The Giant's Lineage and the Angel Behind Him
Sihon was not a tall king in an era of tall kings. He was a giant in the precise sense the tradition meant: a descendant of the Rephaim, the race of giants that the Torah records as having inhabited Canaan before the Israelites arrived. The legends placed him in the same line as Og, king of Bashan, whose iron bed was nine cubits long. Sihon was not the largest of his generation, but he was large enough that even Moses, having split the sea and shattered Pharaoh's power, stopped and was afraid.
The fear was not simply physical. Behind every nation in the ancient world, the rabbis taught, stood a guardian angel. The angel embodied the nation's spiritual force, its claim on existence, its capacity to resist God's designs. Fighting a king meant fighting his angel. When the Israelites faced Sihon at his border, they were not merely preparing for a battle of armies. They were approaching a spiritual encounter with a force that had stood against God's purposes for Israel since the beginning of the Exodus.
What Moses Sent Before the Armies
Moses sent a diplomatic message first. He was precise and careful. He promised his people would walk only on the king's highway, the main road through the center of Sihon's territory, and would not veer into the fields or vineyards on either side. He offered to pay for any water they drank, which was an extraordinary concession in a desert region where water was life. He asked nothing except the right of passage. He could not have been more accommodating.

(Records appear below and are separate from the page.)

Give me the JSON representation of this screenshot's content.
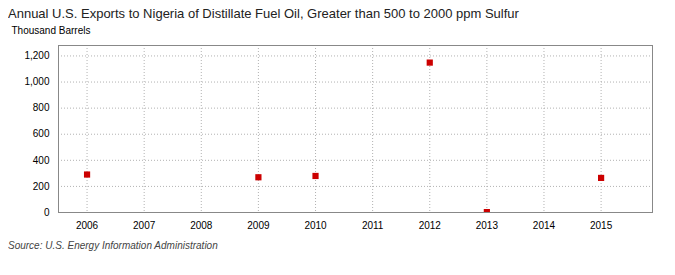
{
  "chart_data": {
    "type": "scatter",
    "title": "Annual U.S. Exports to Nigeria of Distillate Fuel Oil, Greater than 500 to 2000 ppm Sulfur",
    "ylabel": "Thousand Barrels",
    "source": "Source: U.S. Energy Information Administration",
    "x": [
      2006,
      2009,
      2010,
      2012,
      2013,
      2015
    ],
    "values": [
      291,
      270,
      280,
      1149,
      3,
      265
    ],
    "color": "#cc0000",
    "marker": "square",
    "xlim": [
      2005.5,
      2015.9
    ],
    "ylim": [
      0,
      1280
    ],
    "xticks": [
      2006,
      2007,
      2008,
      2009,
      2010,
      2011,
      2012,
      2013,
      2014,
      2015
    ],
    "yticks": [
      0,
      200,
      400,
      600,
      800,
      {
        "value": 1000,
        "label": "1,000"
      },
      {
        "value": 1200,
        "label": "1,200"
      }
    ],
    "grid": true
  }
}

And then, at the end of the message, Moses told Sihon what would happen if he refused. The Legends of the Jews notes that Sihon read the polite request and the embedded threat and saw through the diplomacy immediately. What Moses was actually saying, Sihon understood, was: we are coming through. You can open the road, or we will open it ourselves. The diplomatic language was real, but so was what lay behind it.
The Angels Bound in Chains
God did not simply tell Moses to attack. He intervened first at the level that Moses's fear addressed: the spiritual level. He bound Sihon's guardian angel in chains. He bound Og's guardian angel as well, though Og had not yet been encountered. The celestial beings tasked with protecting those kingdoms were rendered powerless before a single Israelite soldier took the field.

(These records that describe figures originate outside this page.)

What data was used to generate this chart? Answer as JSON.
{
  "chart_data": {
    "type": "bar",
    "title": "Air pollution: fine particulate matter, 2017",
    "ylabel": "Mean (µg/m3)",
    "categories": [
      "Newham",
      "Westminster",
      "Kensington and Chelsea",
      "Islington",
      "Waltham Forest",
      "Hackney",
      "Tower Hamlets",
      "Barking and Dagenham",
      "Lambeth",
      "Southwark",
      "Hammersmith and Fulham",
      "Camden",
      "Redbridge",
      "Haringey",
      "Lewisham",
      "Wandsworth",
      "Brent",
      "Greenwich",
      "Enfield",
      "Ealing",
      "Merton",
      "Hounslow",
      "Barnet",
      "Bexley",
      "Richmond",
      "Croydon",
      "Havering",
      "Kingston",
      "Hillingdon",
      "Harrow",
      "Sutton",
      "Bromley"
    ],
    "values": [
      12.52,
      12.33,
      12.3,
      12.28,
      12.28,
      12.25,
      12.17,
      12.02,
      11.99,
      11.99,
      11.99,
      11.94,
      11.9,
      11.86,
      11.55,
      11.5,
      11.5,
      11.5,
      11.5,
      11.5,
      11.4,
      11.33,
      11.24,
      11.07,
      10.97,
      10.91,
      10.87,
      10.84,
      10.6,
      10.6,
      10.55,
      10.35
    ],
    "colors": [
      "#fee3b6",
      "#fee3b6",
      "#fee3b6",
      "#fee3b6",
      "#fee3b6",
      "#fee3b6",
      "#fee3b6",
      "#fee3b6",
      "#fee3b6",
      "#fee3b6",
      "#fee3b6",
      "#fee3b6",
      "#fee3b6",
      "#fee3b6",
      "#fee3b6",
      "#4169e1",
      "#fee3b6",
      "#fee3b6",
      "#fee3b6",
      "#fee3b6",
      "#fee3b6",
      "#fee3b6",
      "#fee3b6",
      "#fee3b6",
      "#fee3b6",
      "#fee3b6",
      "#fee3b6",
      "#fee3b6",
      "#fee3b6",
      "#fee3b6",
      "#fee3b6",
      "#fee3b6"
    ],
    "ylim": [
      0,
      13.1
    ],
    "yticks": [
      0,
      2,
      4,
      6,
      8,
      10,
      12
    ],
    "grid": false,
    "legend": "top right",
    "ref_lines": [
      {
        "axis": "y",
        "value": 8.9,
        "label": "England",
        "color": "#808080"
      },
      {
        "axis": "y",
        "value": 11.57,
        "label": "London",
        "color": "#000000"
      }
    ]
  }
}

Then God spoke to Moses: see, I have begun delivering Sihon and his land before you; begin to possess it (Deuteronomy 2:31). The word begun was the signal Moses needed. The heavenly work was already done. What remained was the earthly work, which was real and dangerous and would cost lives, but which could now be approached without the dread that had stopped Moses cold when he first stood before Sihon's territory.
The Fear That Was Not Weakness
The Legends of the Jews, which drew on a broad range of midrashic traditions in Ginzberg's monumental compilation completed in 1909, framed Moses's fear not as a failure of nerve but as proper recognition of what he was facing. A man who was unafraid before Sihon would have been a man who did not understand the stakes. Moses understood them precisely. His fear was the fear of a general who knows his enemy, not the fear of a coward who does not know himself.
The response to that fear was not a pep talk. It was a structural change in the nature of the battle. God did not tell Moses that Sihon was weaker than he looked. He told Moses that Sihon's guardian angel was in chains. The fear had identified the real problem correctly. The solution addressed the real problem directly. Moses crossed the Jordan not reassured but freed, the obstacle he had correctly identified having been removed by the one whose power was actually equal to it.